In BayesGOF: Bayesian Modeling via Frequentist Goodness-of-Fit
I. Illustration using rat tumor data (Binomial Family)
The rat tumor data consists of observations of endometrial stromal polyp incidence in $k=70$ groups of rats. For each group, $y_i$ is the number of rats with polyps and $n_i$ is the total number of rats in the experiment.

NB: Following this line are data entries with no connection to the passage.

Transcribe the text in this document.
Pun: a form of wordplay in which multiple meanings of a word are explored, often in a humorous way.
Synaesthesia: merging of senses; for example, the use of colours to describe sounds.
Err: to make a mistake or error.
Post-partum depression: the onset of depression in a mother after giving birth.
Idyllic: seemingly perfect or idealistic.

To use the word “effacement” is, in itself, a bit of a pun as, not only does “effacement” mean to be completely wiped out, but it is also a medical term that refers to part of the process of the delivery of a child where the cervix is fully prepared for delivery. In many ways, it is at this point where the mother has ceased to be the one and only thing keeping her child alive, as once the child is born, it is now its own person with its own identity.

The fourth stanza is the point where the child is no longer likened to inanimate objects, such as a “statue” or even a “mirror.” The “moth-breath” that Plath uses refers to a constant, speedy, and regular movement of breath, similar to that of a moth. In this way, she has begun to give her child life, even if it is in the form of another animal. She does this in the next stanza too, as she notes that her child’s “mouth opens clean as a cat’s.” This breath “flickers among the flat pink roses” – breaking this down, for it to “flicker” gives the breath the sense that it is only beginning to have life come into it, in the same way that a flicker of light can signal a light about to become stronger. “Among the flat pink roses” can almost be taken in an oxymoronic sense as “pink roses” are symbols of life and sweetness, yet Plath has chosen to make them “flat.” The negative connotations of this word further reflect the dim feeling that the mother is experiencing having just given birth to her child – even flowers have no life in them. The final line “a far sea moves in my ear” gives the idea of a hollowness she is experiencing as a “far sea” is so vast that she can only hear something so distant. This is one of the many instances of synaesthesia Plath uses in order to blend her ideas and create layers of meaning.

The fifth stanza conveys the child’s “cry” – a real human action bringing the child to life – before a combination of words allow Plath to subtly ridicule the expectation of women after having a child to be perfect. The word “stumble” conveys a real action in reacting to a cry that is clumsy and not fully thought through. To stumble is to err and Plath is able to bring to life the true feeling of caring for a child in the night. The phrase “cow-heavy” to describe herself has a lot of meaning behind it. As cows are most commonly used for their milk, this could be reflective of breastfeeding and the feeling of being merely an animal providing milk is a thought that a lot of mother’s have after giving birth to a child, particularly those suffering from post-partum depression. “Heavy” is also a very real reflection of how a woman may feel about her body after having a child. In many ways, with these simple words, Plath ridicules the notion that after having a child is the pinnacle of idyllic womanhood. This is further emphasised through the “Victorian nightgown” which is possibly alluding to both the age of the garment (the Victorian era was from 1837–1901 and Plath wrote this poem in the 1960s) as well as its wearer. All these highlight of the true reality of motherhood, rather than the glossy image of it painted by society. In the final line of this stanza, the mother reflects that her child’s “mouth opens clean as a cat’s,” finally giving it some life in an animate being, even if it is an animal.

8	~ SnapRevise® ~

Here we describe the analysis of rat tumor data using Bayes-${\rm DS}(G,m)$ modeling.
Pre-Inferential Modeling
Step 1. We begin by finding the starting parameter values for $g \sim Beta(\alpha, \beta)$ by MLE:
library(BayesGOF)
set.seed(8697)
data(rat)
###Use MLE to determine starting values
rat.start <- gMLE.bb(rat$y, rat$n)$estimate
We use our starting parameter values to run the main \texttt{DS.prior} function:
rat.ds <- DS.prior(rat, max.m = 6, rat.start, family = "Binomial")
Step 2. We display the U-function to quantify and characterize the uncertainty of the a priori selected $g$:
plot(rat.ds, plot.type = "Ufunc")
The deviations from the uniform distribution (the red dashed line) indicate that our initial selection for $g$, $\text{Beta}(\alpha = 2.3,\beta = 14.1)$, is incompatible with the observed data and requires repair; the data show that there are, in fact, two different groups of incidence in the rats.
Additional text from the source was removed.